Dopo le fatiche del terzo giorno di cammino ci si prepara all’ultimo giorno di marcia… siamo in Francia, al Refuge du Viso.
Quarto giorno
Al mattino, fiduciosi, ritentiamo una levataccia con ragione: dalla finestra intravediamo infatti un cielo stellato, la luna e, sorpresa, una prima spolverata di neve sui monti. Ci vestiamo e usciamo a fare le foto, cercando innanzitutto la “faccia francese” del Re di Pietra. In realtà il Monviso non si trova sullo spartiacque della catena alpina che segna il confine fra Italia e Francia, bensì su quello secondario che separa la Valle Varaita dalla Valle Po. Tutte le sue creste e pareti sono perciò in territorio italiano. Ma c’è una parete che, benché italiana, dall’Italia non si vede: è la Nord-Ovest, la più severa ed appartata del Monviso, con il suo vertiginoso scivolo di rocce e neve, dove il ghiacciaio pensile del Triangolo sta sospeso a ridosso del maestoso Dado di Vallanta. Questa faccia guarda verso la valle del Guil, nel Queyras, ed è proprio quella che si staglia ora di fronte a noi, mentre la notte sta pian piano cedendo il passo al giorno. Con la luce incipiente, la neve ed il ghiacciaio sul Re di Pietra assumono surreali sfumature azzurrognole. La fredda aria mattutina sposta già verso questo poderoso gigante qualche nuvoletta. E’ davvero maestoso il Re di questo regno di silenzio intervallato dal soffiare del vento, affiancato dai suoi rocciosi ed aspri scudieri-satelliti. Ogni pietra qui sta al suo posto da tempo immemore. Il titanico Dado di Vallanta giace nella sua possente orizzontalità sulla cima del Sovrano, alla stregua di un’ancestrale corona.Tutto questo incute in noi rispetto, soggezione ed ammirazione, lasciandoci in contemplazione quasi senza fiato. E’ di nuovo ora di partire. Lasciamo il rifugio Viso alle nostre spalle e procediamo in direzione del Monviso e dell’Italia, seguendo un sentiero che va ad attraversare il torrente Guil e che poi sale fino al piccolo Lac Lestio, posto in una bella conca dominata dalla cresta di Punta Roma. La prima brina ingioiella i fili d’erba e gli sparuti fiori, facendoli brillare ai raggi di un sole timido. La luna giganteggia ancora dietro di noi. Costeggiamo il lago ed iniziamo a salire su pietraia e placche inclinate, fino a raggiungere il Passo di Vallanta. Fa freddo. Il profilo conico del monte Losetta torreggia sulla nostra destra, mentre di fronte il Monviso è sempre più vicino e già si intravede alla sua sinistra la sagoma aguzza del Visolotto. Scendiamo dal colle verso il
vallone di Vallanta, lungo un sentiero tracciato su una cengia verdeggiante, che contrasta con il cupo grigio della roccia scura dell’aspra parete occidentale del Monviso alla nostra sinistra. Un bizzarro laghetto ai piedi del Re pare colmare una sorta di piccolo cratere. Davanti a noi si scorgono già il rifugio Vallanta ed il bacino artificiale del Lago Bealera Founsa. Oltrepassiamo il rifugio, la cui sagoma ricorda quella della parete Ovest del Re di Pietra. Le Cadreghe di Viso, dalla singolare forma, sono rivestite da un velo di neve.

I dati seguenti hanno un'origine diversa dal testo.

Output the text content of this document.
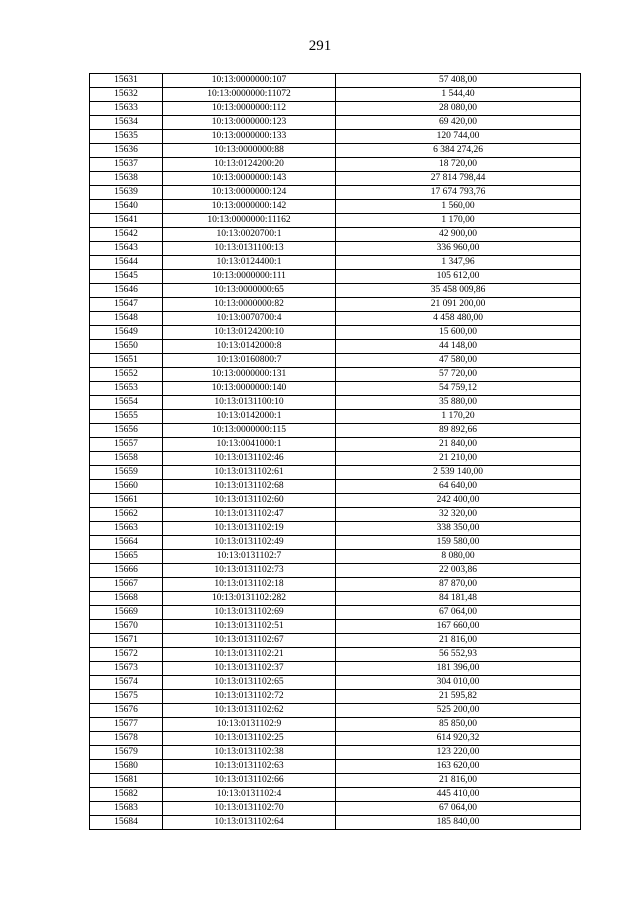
291
15631	10:13:0000000:107	57 408,00
15632	10:13:0000000:11072	1 544,40
15633	10:13:0000000:112	28 080,00
15634	10:13:0000000:123	69 420,00
15635	10:13:0000000:133	120 744,00
15636	10:13:0000000:88	6 384 274,26
15637	10:13:0124200:20	18 720,00
15638	10:13:0000000:143	27 814 798,44
15639	10:13:0000000:124	17 674 793,76
15640	10:13:0000000:142	1 560,00
15641	10:13:0000000:11162	1 170,00
15642	10:13:0020700:1	42 900,00
15643	10:13:0131100:13	336 960,00
15644	10:13:0124400:1	1 347,96
15645	10:13:0000000:111	105 612,00
15646	10:13:0000000:65	35 458 009,86
15647	10:13:0000000:82	21 091 200,00
15648	10:13:0070700:4	4 458 480,00
15649	10:13:0124200:10	15 600,00
15650	10:13:0142000:8	44 148,00
15651	10:13:0160800:7	47 580,00
15652	10:13:0000000:131	57 720,00
15653	10:13:0000000:140	54 759,12
15654	10:13:0131100:10	35 880,00
15655	10:13:0142000:1	1 170,20
15656	10:13:0000000:115	89 892,66
15657	10:13:0041000:1	21 840,00
15658	10:13:0131102:46	21 210,00
15659	10:13:0131102:61	2 539 140,00
15660	10:13:0131102:68	64 640,00
15661	10:13:0131102:60	242 400,00
15662	10:13:0131102:47	32 320,00
15663	10:13:0131102:19	338 350,00
15664	10:13:0131102:49	159 580,00
15665	10:13:0131102:7	8 080,00
15666	10:13:0131102:73	22 003,86
15667	10:13:0131102:18	87 870,00
15668	10:13:0131102:282	84 181,48
15669	10:13:0131102:69	67 064,00
15670	10:13:0131102:51	167 660,00
15671	10:13:0131102:67	21 816,00
15672	10:13:0131102:21	56 552,93
15673	10:13:0131102:37	181 396,00
15674	10:13:0131102:65	304 010,00
15675	10:13:0131102:72	21 595,82
15676	10:13:0131102:62	525 200,00
15677	10:13:0131102:9	85 850,00
15678	10:13:0131102:25	614 920,32
15679	10:13:0131102:38	123 220,00
15680	10:13:0131102:63	163 620,00
15681	10:13:0131102:66	21 816,00
15682	10:13:0131102:4	445 410,00
15683	10:13:0131102:70	67 064,00
15684	10:13:0131102:64	185 840,00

Pian piano ridiscendiamo il Vallone di Vallanta fino a Castello; le ginocchia sono messe a dura prova da questa lunga discesa, pur con l’aiuto delle racchette. Il peso dello zaino, passato il secondo giorno, è decisamente più tollerabile. Percorriamo il sentiero con la triste consapevolezza che questo splendido giro sta per finire, ma con la felice constatazione che il suo ricordo resterà per sempre vivo dentro di noi.